Dass der Bund diese Fördermittel auszahlen würde, war lange ungewiss, da viele Anträge in das Ende der Förderperiode fielen und nicht mehr bearbeitet werden konnten. „Ich bin froh, dass wir für unsere Gartenbaubetriebe eine Lösung gefunden haben und die Mittel schließlich doch noch bewilligt werden konnten“, betonte Minister Remmel. „Denn die Gartenbaubranche in Nordrhein-Westfalen ist nicht nur in Deutschland die Nummer eins, sondern auf dem besten Wege, gemeinsam mit den Niederlanden zu einem europäischen Zentrum für den Gartenbau zu werden.“

In NRW wirtschafteten rund 4.700 Gartenbaubetriebe mit einer Anbaufläche von etwa 31.000 Hektar.
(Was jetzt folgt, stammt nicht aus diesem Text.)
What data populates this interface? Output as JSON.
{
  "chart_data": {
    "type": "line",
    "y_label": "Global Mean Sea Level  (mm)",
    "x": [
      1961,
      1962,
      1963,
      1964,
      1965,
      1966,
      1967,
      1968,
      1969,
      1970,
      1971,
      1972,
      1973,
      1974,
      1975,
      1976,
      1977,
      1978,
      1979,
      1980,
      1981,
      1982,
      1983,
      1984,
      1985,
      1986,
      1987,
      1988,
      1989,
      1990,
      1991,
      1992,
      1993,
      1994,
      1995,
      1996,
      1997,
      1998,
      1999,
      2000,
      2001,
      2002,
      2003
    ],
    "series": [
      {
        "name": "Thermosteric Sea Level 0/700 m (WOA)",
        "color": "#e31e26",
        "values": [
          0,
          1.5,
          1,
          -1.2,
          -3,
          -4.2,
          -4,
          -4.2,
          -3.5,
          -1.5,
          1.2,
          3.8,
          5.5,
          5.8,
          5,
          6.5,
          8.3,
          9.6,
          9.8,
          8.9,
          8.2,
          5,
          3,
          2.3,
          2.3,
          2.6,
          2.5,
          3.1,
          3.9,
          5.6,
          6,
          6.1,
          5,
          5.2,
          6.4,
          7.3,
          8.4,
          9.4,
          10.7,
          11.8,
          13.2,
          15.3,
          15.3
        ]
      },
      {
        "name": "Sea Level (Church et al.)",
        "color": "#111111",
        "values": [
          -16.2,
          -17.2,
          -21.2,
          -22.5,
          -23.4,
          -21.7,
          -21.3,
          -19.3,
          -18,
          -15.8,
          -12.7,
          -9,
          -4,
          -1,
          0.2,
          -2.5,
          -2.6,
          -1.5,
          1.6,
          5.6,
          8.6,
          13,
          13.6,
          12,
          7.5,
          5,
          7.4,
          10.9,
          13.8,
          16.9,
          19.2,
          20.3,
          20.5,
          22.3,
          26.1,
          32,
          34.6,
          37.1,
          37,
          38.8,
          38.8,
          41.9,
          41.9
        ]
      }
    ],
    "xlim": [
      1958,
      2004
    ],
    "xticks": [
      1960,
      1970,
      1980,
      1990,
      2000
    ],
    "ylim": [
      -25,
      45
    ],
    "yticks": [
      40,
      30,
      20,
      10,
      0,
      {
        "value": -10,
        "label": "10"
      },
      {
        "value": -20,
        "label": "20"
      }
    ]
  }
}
Besonders am Niederrhein und im Münsterland konzentriert sich ein großer Teil der deutschen Zierpflanzen- und Gemüseproduktion.

Weitere Informationen zum Gartenbau in Nordrhein-Westfalen gibt das Umwelt- und Landwirtschaftsministerium unter www.umwelt.nrw.de. (ts/nrw)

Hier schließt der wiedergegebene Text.